The 4.1 kernel release is still a few weeks off and hence a bit early to talk about 4.2. But the drm subsystem feature cut-off already passed and I’m going on vacation for 2 weeks, so here we go.

First things first: No, i915 does not yet support atomic modesets. But a lot of progress has been made again towards enabling it. As I explained last time around the trouble is that the intel driver has grown its own almost-atomic modeset infrastructure over the past few years. And now we need to convert that to the slightly different proper atomic support infrastructure merged into the drm core, which means lots and lots of small changes all over the driver. A big part merged in this release is the removal of the ->new_config pointer by Ander, Matt & Maarten. This was the old i915-specific pointer to the staged new configuration. Removing it required switching all the CRTC code over to handling the staged configuration stored in the struct drm_atomic_state to be compatible with the atomic core. Unfortunately we still need to do the same for encoder/connector states and for plane states, so there’s still lots of shuffling pending for 4.2.

There has also been other feature work going on on the modeset side: Ville cleaned&fixed up the CDCLK support in anticipation of implementing dynamic display clock frequency scaling. Unfortunately that part of his patches hasn’t landed yet. Ville has also merged patches to fix up some details in the CPT modeset sequence, maybe this will finally fix the remaining “DP port stuck” issues we still seem to have.

Looking at newer platforms the interesting bit is rotation support for SKL from Sonika and Tvrtko. Compared to older platforms skl now also supports 90° and 270° rotation in the scanout engines, but only when the framebuffer uses a special tiling layout (which have been enabled in 4.0). A related feature is support for plane/CRTC scalers on SKL, provided by Chandra. Skylake has also gained support for the new low-power display states DC5/6. For Broxton basic enabling has landed, but there’s nothing too interesting yet besides piles of small adjustments all over. This is because Broxton and Skylake have a common display block (similar to how the render block for atom chips was already shared since Baytrail) and hence share a lot of the infrastructure code. Unfortunately neither of these platforms has yet left the preliminary hardware support label for the i915 driver.

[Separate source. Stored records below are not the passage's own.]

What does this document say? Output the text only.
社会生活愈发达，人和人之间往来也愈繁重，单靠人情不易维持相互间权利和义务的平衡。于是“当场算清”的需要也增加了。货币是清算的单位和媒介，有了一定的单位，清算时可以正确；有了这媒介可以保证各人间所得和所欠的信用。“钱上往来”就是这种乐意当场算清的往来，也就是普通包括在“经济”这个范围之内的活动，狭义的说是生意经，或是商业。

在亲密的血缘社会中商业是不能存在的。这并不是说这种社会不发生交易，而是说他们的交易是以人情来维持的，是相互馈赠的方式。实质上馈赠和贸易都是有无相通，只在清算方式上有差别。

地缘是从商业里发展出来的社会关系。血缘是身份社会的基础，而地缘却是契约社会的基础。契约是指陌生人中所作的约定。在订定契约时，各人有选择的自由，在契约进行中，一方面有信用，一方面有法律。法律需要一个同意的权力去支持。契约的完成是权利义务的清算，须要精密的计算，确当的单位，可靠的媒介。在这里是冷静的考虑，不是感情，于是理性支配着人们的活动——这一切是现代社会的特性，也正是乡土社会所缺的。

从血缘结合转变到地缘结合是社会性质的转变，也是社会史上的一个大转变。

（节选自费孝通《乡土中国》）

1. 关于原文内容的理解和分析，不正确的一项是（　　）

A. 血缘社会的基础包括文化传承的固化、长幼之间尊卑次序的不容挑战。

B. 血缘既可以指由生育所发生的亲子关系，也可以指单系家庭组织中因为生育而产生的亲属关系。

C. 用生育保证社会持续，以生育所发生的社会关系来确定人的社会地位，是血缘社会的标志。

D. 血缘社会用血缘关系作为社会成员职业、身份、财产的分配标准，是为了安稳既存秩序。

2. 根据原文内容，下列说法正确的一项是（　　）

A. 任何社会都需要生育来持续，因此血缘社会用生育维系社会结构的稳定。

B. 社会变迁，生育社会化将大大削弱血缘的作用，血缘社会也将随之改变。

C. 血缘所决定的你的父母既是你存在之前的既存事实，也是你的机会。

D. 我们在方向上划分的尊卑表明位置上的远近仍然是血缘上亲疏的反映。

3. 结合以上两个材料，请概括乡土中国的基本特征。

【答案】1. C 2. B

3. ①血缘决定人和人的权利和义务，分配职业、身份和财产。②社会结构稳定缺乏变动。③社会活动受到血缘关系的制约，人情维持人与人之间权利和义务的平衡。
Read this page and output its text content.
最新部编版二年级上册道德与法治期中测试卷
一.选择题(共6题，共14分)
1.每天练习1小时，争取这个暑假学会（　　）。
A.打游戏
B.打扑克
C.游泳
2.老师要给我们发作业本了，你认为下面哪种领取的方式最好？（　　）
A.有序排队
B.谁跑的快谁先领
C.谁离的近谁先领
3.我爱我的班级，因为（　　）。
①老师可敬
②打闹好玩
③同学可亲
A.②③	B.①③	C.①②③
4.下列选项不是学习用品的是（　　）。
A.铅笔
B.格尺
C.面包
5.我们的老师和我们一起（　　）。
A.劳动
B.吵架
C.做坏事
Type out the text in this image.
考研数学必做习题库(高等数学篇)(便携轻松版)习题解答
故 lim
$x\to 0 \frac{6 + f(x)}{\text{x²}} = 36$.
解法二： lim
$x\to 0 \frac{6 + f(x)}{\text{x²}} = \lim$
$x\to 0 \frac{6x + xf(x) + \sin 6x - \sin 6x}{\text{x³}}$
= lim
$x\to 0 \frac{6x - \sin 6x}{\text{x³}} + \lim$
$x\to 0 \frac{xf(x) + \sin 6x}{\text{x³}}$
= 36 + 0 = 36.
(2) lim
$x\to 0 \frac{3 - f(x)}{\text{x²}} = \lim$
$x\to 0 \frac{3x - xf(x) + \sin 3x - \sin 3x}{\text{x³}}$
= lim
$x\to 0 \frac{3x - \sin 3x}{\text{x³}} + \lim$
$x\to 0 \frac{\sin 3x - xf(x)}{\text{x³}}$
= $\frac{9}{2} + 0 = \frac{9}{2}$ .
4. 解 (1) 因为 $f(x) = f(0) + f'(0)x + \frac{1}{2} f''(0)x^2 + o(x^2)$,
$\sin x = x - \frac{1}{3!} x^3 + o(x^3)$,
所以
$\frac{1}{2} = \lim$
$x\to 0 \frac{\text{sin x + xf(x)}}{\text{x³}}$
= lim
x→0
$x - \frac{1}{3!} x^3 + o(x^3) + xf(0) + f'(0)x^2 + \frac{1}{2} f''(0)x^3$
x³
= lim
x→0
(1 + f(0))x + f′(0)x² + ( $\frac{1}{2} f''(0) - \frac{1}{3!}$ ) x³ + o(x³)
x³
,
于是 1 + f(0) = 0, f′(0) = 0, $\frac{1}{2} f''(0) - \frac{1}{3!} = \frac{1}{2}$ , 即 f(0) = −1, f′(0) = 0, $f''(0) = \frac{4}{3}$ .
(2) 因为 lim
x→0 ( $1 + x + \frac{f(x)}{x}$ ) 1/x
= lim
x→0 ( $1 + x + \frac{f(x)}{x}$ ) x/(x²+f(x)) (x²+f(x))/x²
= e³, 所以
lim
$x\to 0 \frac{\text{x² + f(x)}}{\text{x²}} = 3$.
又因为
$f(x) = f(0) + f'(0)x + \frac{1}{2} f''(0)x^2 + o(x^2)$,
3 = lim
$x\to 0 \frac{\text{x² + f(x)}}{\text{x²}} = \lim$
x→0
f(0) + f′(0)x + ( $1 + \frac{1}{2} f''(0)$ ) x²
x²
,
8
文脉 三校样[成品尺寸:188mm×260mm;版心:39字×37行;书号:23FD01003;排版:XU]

There’s also a few minor features in the display code worth mentioning: DP compliance testing infrastructure from Todd Previte - DP compliance test devices have a special DP AUX sidechannel protocol for requesting certain test procedures and hence need a bit of driver support. Most of this will be in userspace though, with the kernel just forward requests and handing back results. Mika Kahola has optimized the DP link training, the kernel will now first try to use the current values (either from a previous modeset or set up by the firmware). PSR has also seen some more work, unfortunately it’s still not yet enabled by default. And finally there’s been lots of cleanups and improvements under the hood all over, as usual.

A big feature is the dynamic pagetable allocation for gen8+ from Michel Thierry and Ben Widawsky. This will greatly reduce the overhead of PPGTT and is a requirement for 48bit address space support - with that big a VM preallocating all the pagetables is just not possible any more. The gen7 cmd parser is now finally fixed up and enabled by default (thanks to Rebecca Palmer for one crucial fix), which means finally some newer GL extensions can be used without adding kernel hacks. And Chris Wilson has fine-tuned the cmd parser with a big pile of patches to reduce the overhead. And Chris has tuned the RPS boost code more, it should now no longer erratically boost the GPU’s clock when it’s inappropriate. He has also written a lot of patches to reduce the overhead of execlist command submission, and some of those patches have been merged into this release.

Finally two pieces of prep work: A few patches from John Harrison to prepare for removing the outstanding lazy request. We’ve added this years ago as a cheap way out of a memory and ringbuffer space preallocation issue and ever since then paid the price for this with added complexity leaking all over the GEM code. Unfortunately the actual removal is still pending. And then Joonas Lahtinen has implemented partial GTT mmap support. This is needed for virtual enviroments like XenGT where the GTT is cut up between the different guests and hence badly fragmented. The merged code only supports linear views and still needs support for fenced buffer objects to be actually useful.